University-Industry Engagement Week

Sponsored research only ‘one-third of the equation’ in JHU-Amazon AI initiative

By David Schwartz
Published: June 14th, 2022

A detailed article on the growing strategic partnership between Johns Hopkins and Amazon appears in the May issue of University-Industry Engagement Advisor. For subscription information, click here.

A recently inked partnership between Johns Hopkins University and Amazon — called the JHU + Amazon Initiative for Interactive AI — is designed to “leverage the university’s world-class expertise in interactive AI to advance groundbreaking technologies in machine learning, computer vision, natural language understanding, and speech processing; democratize access to the benefits of AI innovations; and broaden participation in research for diverse, interdisciplinary scholars and other innovators.”

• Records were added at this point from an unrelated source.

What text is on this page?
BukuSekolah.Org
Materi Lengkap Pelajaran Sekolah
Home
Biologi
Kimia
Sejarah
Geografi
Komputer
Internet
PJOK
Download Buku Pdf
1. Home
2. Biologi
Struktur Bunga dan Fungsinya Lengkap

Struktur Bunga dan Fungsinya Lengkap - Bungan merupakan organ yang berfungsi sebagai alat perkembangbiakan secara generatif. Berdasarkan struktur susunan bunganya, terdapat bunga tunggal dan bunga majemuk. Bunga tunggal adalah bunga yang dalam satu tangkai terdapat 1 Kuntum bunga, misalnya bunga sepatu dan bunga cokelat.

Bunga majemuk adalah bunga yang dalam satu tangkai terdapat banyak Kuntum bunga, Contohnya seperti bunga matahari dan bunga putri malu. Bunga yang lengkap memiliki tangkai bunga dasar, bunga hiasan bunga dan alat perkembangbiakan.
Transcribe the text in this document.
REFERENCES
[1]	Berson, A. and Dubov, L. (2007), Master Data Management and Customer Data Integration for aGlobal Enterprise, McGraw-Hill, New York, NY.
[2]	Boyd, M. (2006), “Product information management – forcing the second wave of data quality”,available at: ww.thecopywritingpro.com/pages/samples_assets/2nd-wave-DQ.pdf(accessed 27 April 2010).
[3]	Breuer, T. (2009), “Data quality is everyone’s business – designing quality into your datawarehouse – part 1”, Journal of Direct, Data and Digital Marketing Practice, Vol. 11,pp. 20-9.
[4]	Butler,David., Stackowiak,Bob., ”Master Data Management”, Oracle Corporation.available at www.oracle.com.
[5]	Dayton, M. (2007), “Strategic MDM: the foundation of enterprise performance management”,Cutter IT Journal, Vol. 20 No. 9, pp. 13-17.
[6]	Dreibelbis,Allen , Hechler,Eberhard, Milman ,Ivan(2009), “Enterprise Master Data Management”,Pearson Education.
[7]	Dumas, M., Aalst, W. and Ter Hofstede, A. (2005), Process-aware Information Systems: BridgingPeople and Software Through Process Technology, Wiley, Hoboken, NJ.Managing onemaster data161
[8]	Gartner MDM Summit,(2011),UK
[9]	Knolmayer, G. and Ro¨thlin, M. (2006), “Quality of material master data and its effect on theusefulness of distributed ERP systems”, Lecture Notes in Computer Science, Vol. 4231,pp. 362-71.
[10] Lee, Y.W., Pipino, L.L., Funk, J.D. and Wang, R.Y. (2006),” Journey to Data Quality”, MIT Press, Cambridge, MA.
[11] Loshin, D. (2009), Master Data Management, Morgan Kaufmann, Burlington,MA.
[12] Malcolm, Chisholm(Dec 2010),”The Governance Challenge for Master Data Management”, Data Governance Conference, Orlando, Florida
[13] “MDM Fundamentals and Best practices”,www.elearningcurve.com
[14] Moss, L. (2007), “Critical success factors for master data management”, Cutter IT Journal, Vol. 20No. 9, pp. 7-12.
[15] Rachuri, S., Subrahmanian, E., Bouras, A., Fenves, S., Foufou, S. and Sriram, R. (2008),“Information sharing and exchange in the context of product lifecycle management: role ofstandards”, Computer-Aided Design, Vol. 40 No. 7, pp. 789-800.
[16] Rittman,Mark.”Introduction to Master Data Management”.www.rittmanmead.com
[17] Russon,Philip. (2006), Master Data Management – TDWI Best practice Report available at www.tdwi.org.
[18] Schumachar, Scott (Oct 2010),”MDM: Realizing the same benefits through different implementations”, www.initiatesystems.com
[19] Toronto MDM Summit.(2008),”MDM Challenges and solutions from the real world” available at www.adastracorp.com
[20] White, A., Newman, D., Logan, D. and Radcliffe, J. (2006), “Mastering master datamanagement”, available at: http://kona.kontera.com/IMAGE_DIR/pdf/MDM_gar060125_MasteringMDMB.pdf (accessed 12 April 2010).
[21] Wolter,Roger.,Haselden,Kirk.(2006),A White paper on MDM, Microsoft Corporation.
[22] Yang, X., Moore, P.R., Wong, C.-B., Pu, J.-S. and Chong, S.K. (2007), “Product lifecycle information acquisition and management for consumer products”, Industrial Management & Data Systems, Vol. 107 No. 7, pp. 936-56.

However, “sponsored research is only one-third of the equation” in Amazon’s five-year investment, according to Sanjeev Khudanpur, associate professor of electrical and computer engineering at the Whiting School of Engineering, who will serve as the initiative’s founding director. The other elements, he explains, will include doctoral fellowships, faculty awards, gift funding, and community projects.

This is far from the first collaboration between JHU and Amazon. “We’ve been good partners for many years,” says Khudanpur, who notes that discussions for this initiative started a couple of years ago. “They’ve supported academic research here, and my counterpart at Amazon and I have a 15-year history. He said, ‘You guys do all these things we care about; we need to make it more formal.’ To make it really compelling for Amazon, he said, we have to leverage all the [opportunities] at JHU; there’s enough critical mass.”

On the university side “it was definitely a joint effort,” says Seth Zonies, a director of business development for Johns Hopkins Technology Ventures. “My role has always been to look for opportunities to help facilitate these collaborations with industry on behalf of the faculty. I had gotten to know Sanjeev over a couple of years, and since he and his colleagues have a lot of interactions with some tech companies and really understand how to create different pipelines of talent, I knew this would be a good place to focus our attention and efforts.”

A lot of the foundational work, he continues, was talking with Khudanpur and his colleagues about the opportunity to take the strengths of the school “and put them together into a more strategic type of action.” The fact that several faculty members are now Amazon Scholars — working part-time at the company — “created an even more clear opportunity, because they know what happens on the inside and have deeper relationships with the decision makers. So, it all started to crystallize.”

Khudanpur notes that involvement of students will be a critical element of the partnership. “One of the things Amazon likes about us is that we do really strong research in areas they care about,” he says. “We felt if we picked the best students and empowered them, it would benefit everyone — including Amazon. They will have an advisor, but [advisors] will not give orders; we have the best students, and we trust them enough to do it well.”

The fellowships, which are year-long programs, also contribute to goodwill between Amazon and the JHU students. “They want to work for Amazon, and an Amazon scientist adds a dimension of real-life research to the fellowship — early insight into where research is going,” he notes.

Then there are the faculty awards, which help support early research being conducted by faculty members and their students. “The faculty members are engaged; there’s more adult supervision than in the fellowship,” says Khudanpur. However, he adds, it’s not sponsored research. “Only when it gets close enough to what Amazon wants for a product or services do they get into sponsored research,” he explains. The faculty-student “diad” program, he adds, is also for a year, but it is renewable for another year. “My goal is to grow this,” he says.